The lawsuit calls for substantial reduction in production waste and calls for the companies to reinforce vulnerable structures and for the establishment of an independent earthquake monitoring and prediction center.
The same day the complaint was filed, the Oklahoma Corporation Commission announced a new plan to address the quakes, calling for fracking operators to decrease wastewater injection by 500,000 barrels over the next two months.
Recent research has linked fracking wells to an unprecedented increase in powerful earthquakes across the South and Midwest. U.S. government geologists now say that Oklahoma suffers more earthquakes than California, due entirely to fracking and oil and gas wastewater disposal wells.
Last year, Oklahoma had 585 earthquakes with a magnitude of 3.0 or greater, which many link to fracking oil and gas extraction and wastewater injection wells used to get rid of fracking fluids.
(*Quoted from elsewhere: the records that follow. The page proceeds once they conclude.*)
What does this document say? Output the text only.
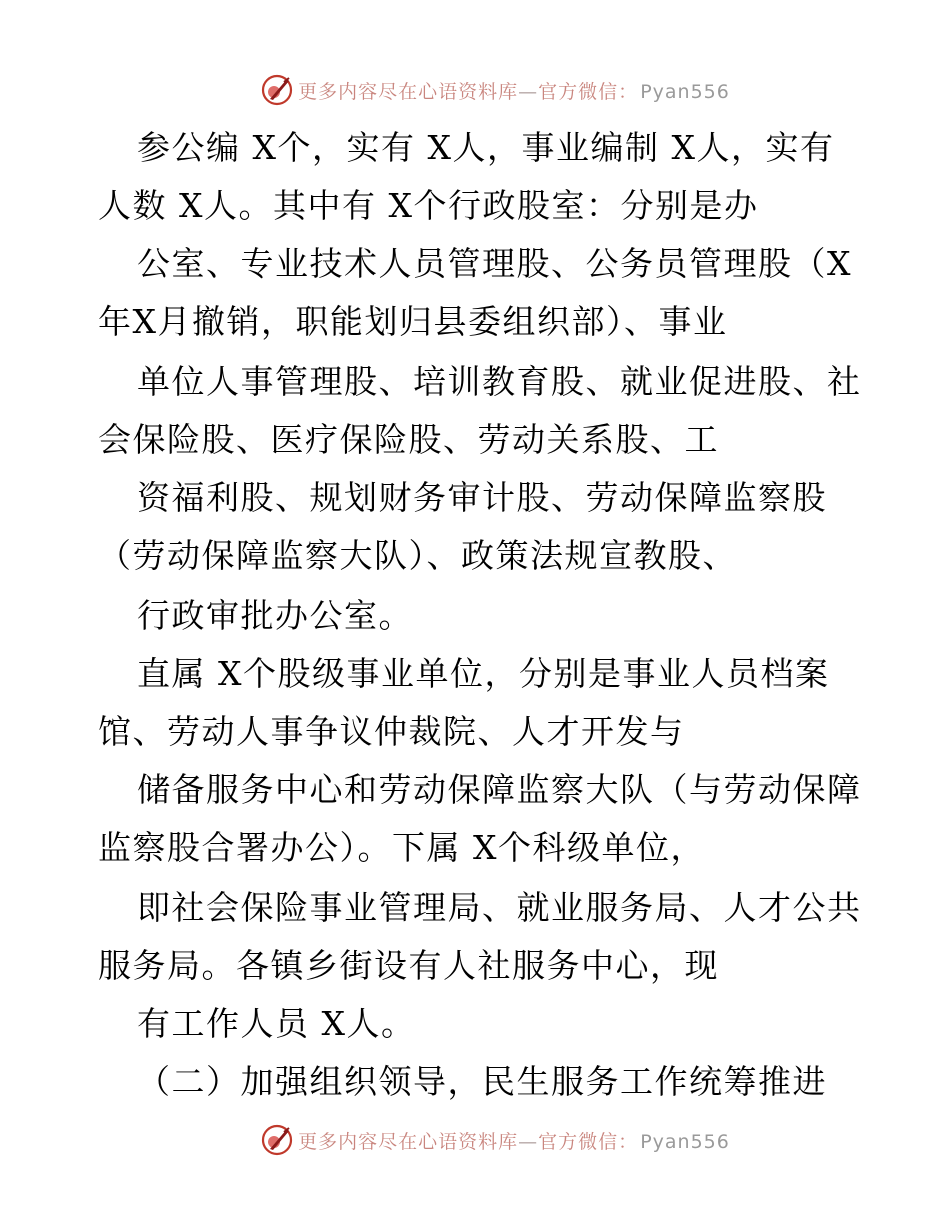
更多内容尽在心语资料库—官方微信： Pyan556
参公编 X个，实有 X人，事业编制 X人，实有
人数 X人。其中有 X个行政股室：分别是办
公室、专业技术人员管理股、公务员管理股（X
年X月撤销，职能划归县委组织部）、事业
单位人事管理股、培训教育股、就业促进股、社
会保险股、医疗保险股、劳动关系股、工
资福利股、规划财务审计股、劳动保障监察股
（劳动保障监察大队）、政策法规宣教股、
行政审批办公室。
直属 X个股级事业单位，分别是事业人员档案
馆、劳动人事争议仲裁院、人才开发与
储备服务中心和劳动保障监察大队（与劳动保障
监察股合署办公）。下属 X个科级单位，
即社会保险事业管理局、就业服务局、人才公共
服务局。各镇乡街设有人社服务中心，现
有工作人员 X人。
（二）加强组织领导，民生服务工作统筹推进
更多内容尽在心语资料库—官方微信： Pyan556
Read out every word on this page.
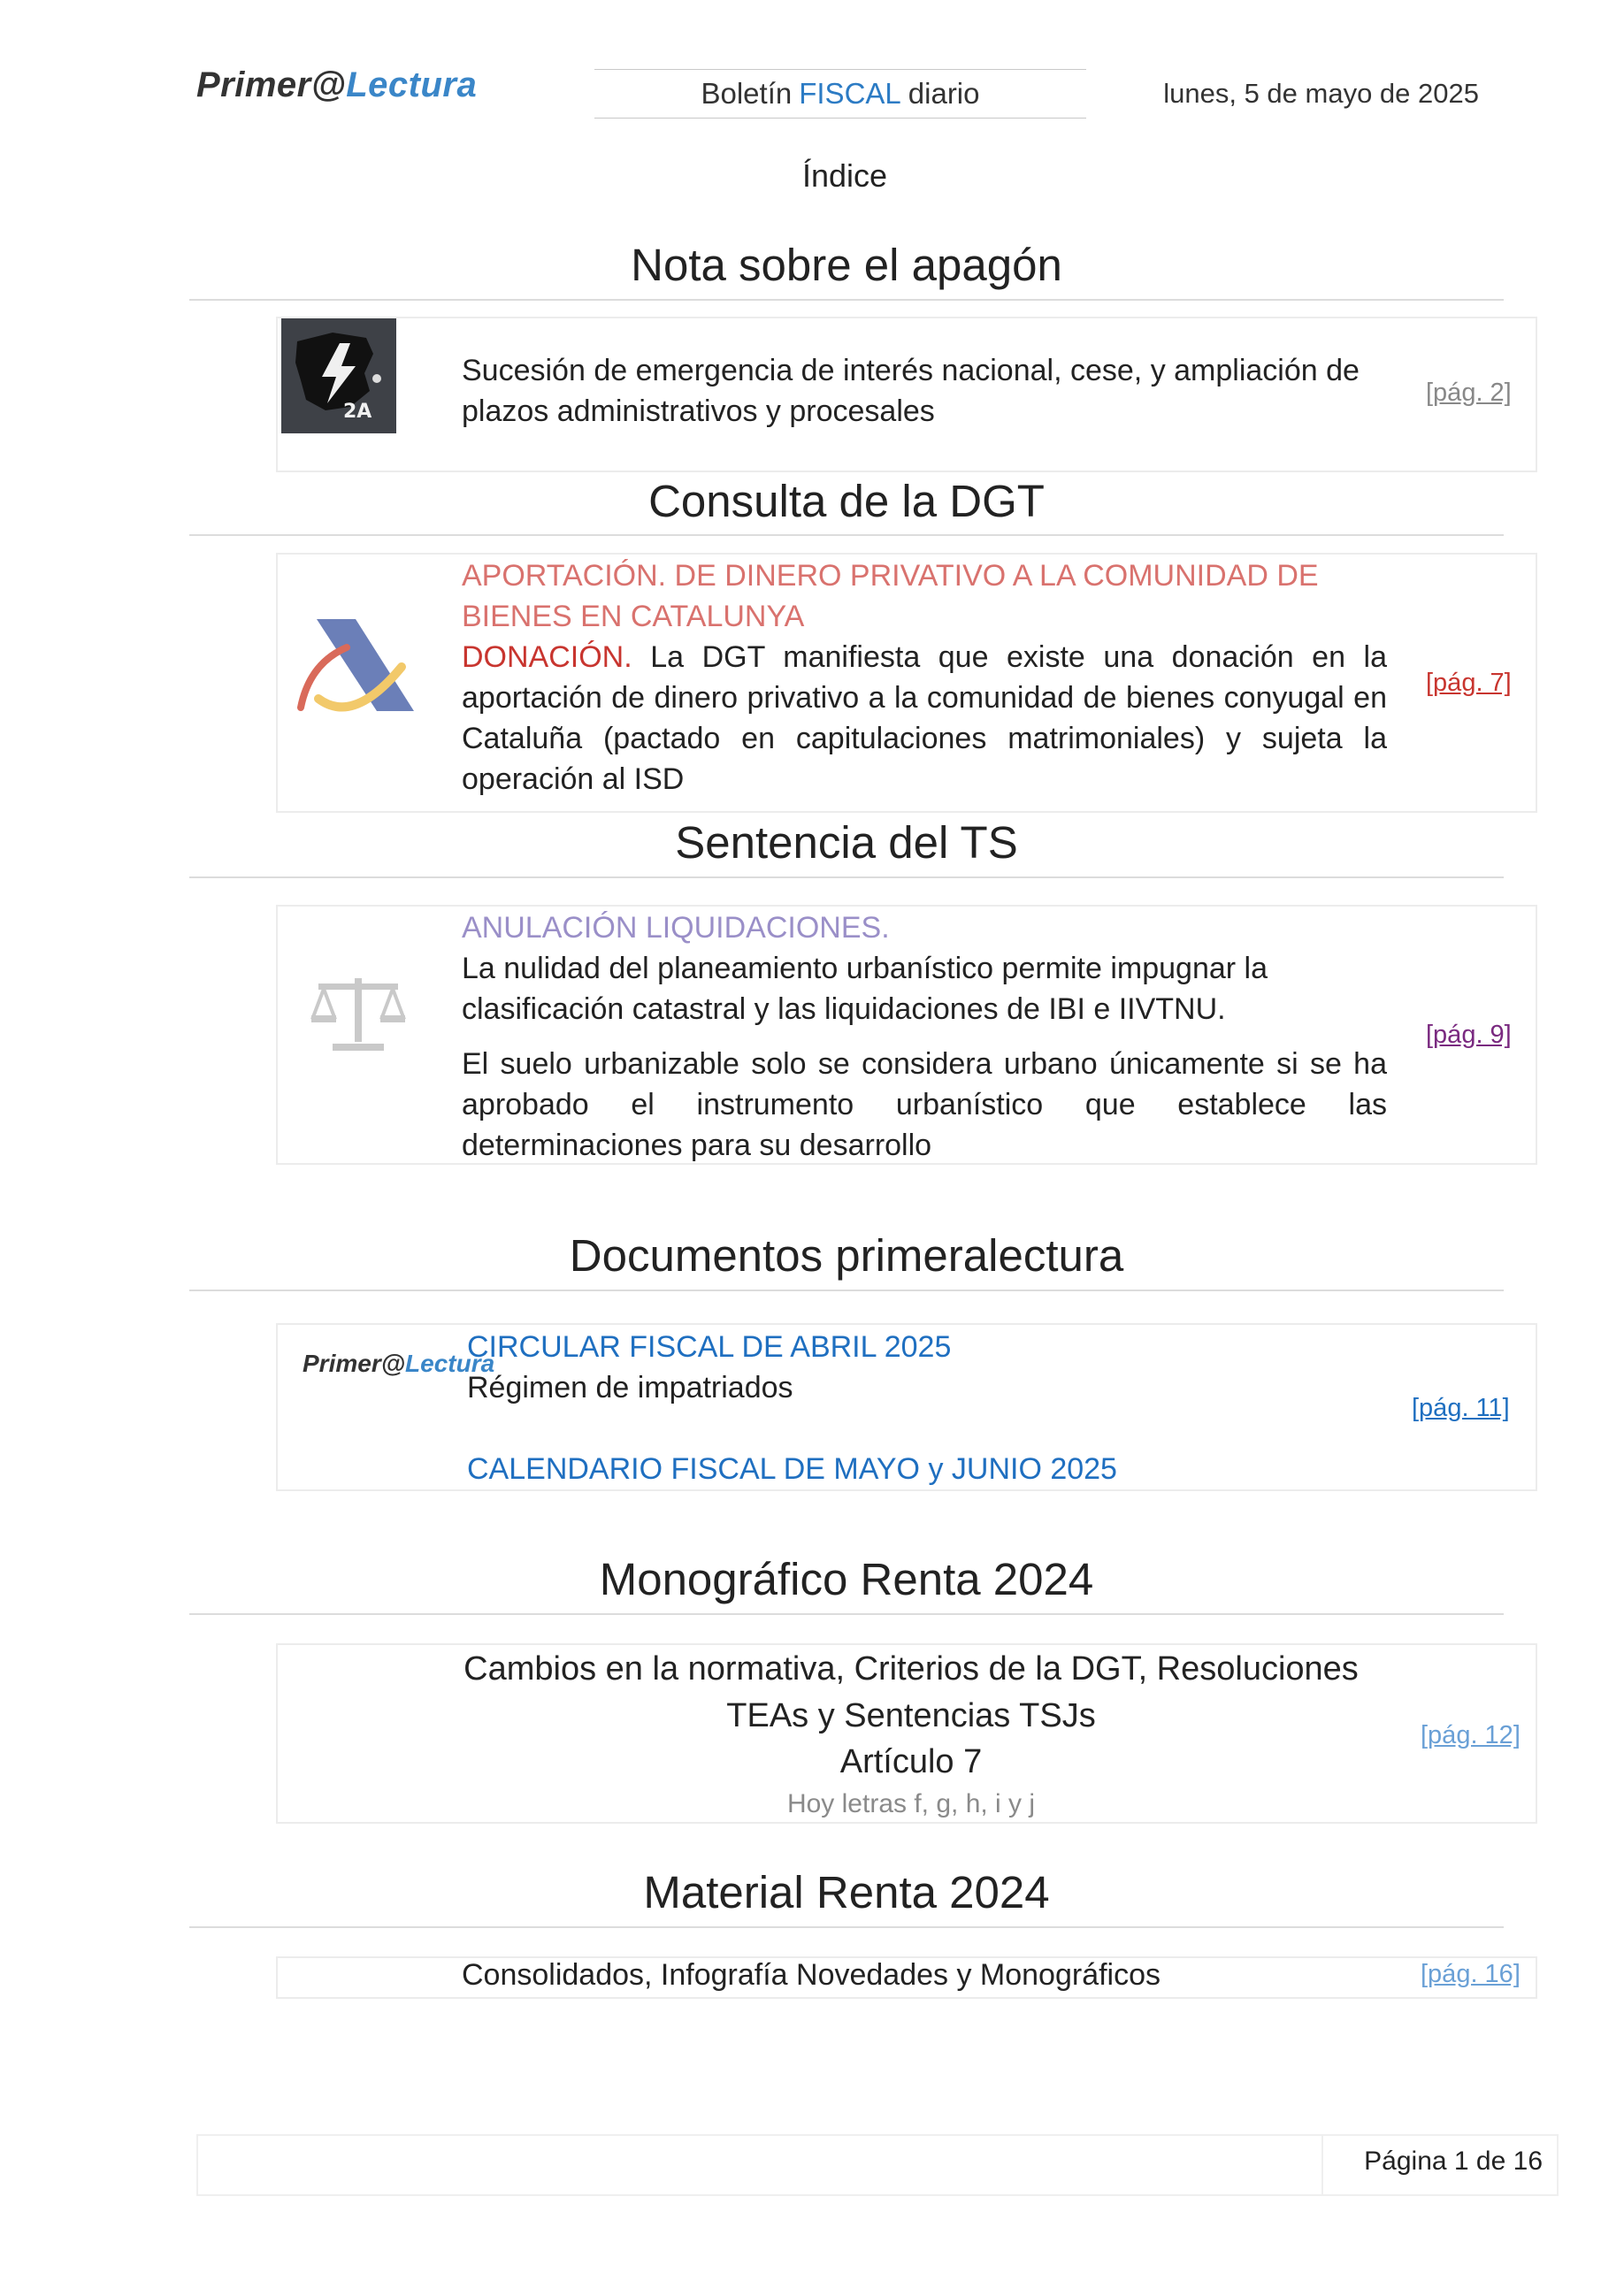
Primer@Lectura	Boletín FISCAL diario	lunes, 5 de mayo de 2025
Índice
Nota sobre el apagón
2A
Sucesión de emergencia de interés nacional, cese, y ampliación de plazos administrativos y procesales
[pág. 2]
Consulta de la DGT
APORTACIÓN. DE DINERO PRIVATIVO A LA COMUNIDAD DE BIENES EN CATALUNYA
DONACIÓN. La DGT manifiesta que existe una donación en la aportación de dinero privativo a la comunidad de bienes conyugal en Cataluña (pactado en capitulaciones matrimoniales) y sujeta la operación al ISD
[pág. 7]
Sentencia del TS
ANULACIÓN LIQUIDACIONES.
La nulidad del planeamiento urbanístico permite impugnar la clasificación catastral y las liquidaciones de IBI e IIVTNU.
El suelo urbanizable solo se considera urbano únicamente si se ha aprobado el instrumento urbanístico que establece las determinaciones para su desarrollo
[pág. 9]
Documentos primeralectura
Primer@Lectura
CIRCULAR FISCAL DE ABRIL 2025
Régimen de impatriados
CALENDARIO FISCAL DE MAYO y JUNIO 2025
[pág. 11]
Monográfico Renta 2024
Cambios en la normativa, Criterios de la DGT, Resoluciones
TEAs y Sentencias TSJs
Artículo 7
Hoy letras f, g, h, i y j
[pág. 12]
Material Renta 2024
Consolidados, Infografía Novedades y Monográficos	[pág. 16]
Página 1 de 16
Those shakes have included earthquakes exceeding 5.0 on the Richter Scale, which caused significant damage, according to a February 2015 report by the U.S. Geological Survey (USGS).
In January 2015, a report published in the Bulletin of the Seismological Society of America noted that 77 earthquakes were likely linked to fracking operations in the area around Poland Township, Ohio during just a week’s time in March 2014.
From 1967 to 2000, there were an average of 21 earthquakes per year above magnitude 3.0. However, from 2010 to 2012, as hydraulic fracturing took off, so did the number of earthquakes of magnitude 3.0 or higher, with an average of 100 per year, according to the USGS.
Fracking earthquakes not only happen miles away from the wells, threatening human life, but they may also threaten vital structures such as dams and nuclear power plants, scientists warn.
Fracking Chemical Health Concerns
Environmentalists, a number of lawmakers, local communities and consumer advocacy groups have also expressed concerns for years that hydrofracking presents a threat to groundwater supplies and the environment.
In June, the U.S. Environmental Protection Agency (EPA) confirmed that some hydraulic fracturing has resulted in polluted water supplies. However, the agency noted that the problem was not yet widespread. It also noted that it lacked sufficient evidence to truly understand how widespread the problem may be.
The state of New York decided to ban some hydraulic fracturing late last year, after a state study found questions and concerns regarding the safety of large-scale extraction wells.
Last year, a Texas jury awarded $2.9 million in damages to a family who sued a hydraulic fracturing company for being a public nuisance. According to allegations raised in a fracking lawsuit filed by the Parr family, nearly two dozen wells near their property caused a private nuisance, exposing them to toxic chemicals that damaged their health and lowered property value.
At least two lawsuits have been filed in Oklahoma against oil and gas operations there by residents who said they suffered property damages and personal injuries from previous fracking-related earthquakes.